VIDEO: Cryogenics may be the key to saving Australia's Great Barrier Reef
Scientists from the United States and Australia are teaming up to try and help save disappearing coral reefs, by freezing coral eggs and sperm, so that endangered species aren't lost. The coral can be grown in the lab, and then implanted on the reefs.
Scientists may have come up with a way to preserve the Great Barrier Reef.
For decades, they've worried that one of Australia's great national treasures would be undone by pollution and other man-made influence. But now, they're hoping cryogencis will help put the reef back on solid footing.
"If we were to use it right now, we have the ability to take the sperm, thaw it out, re-animate it and fertilize eggs and create sexually produced coral," said Mary Hagedom, a scientist from the Smithsonian Institute.
The process involves freezing eggs and sperm separately. Scientists are trying to prioritize which species to freeze first.

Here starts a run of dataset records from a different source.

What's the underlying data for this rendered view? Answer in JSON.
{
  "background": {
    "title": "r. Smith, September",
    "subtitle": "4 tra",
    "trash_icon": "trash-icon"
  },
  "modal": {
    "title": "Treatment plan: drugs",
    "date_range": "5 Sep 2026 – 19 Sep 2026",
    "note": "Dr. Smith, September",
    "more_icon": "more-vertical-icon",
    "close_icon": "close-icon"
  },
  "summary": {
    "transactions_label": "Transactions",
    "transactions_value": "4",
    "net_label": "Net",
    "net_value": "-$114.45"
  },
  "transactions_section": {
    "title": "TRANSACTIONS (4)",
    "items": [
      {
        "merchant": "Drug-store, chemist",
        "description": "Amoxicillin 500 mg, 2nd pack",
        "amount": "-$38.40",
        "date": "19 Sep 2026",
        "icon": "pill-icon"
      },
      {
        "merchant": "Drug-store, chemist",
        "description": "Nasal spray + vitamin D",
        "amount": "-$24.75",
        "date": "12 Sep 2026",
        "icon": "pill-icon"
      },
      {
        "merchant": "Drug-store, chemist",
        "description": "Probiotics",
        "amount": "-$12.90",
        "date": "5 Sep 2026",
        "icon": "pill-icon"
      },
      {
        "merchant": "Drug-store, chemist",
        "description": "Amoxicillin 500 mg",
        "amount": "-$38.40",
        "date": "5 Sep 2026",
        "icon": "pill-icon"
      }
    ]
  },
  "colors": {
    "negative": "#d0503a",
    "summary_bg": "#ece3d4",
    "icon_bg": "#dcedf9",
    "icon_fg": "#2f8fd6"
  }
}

"It depends on a lot of factors, including whether a species lends itself to freezing. Some species survive the freezing process better than others," said Madeline van Oppen, a scientist at the Australian Institute of Marine Science.
Researchers are also trying to engineer a sort of super-coral that will be able to better survive rising sea temperatures. That lab produced coral could then be used to repair damaged parts of coral reefs.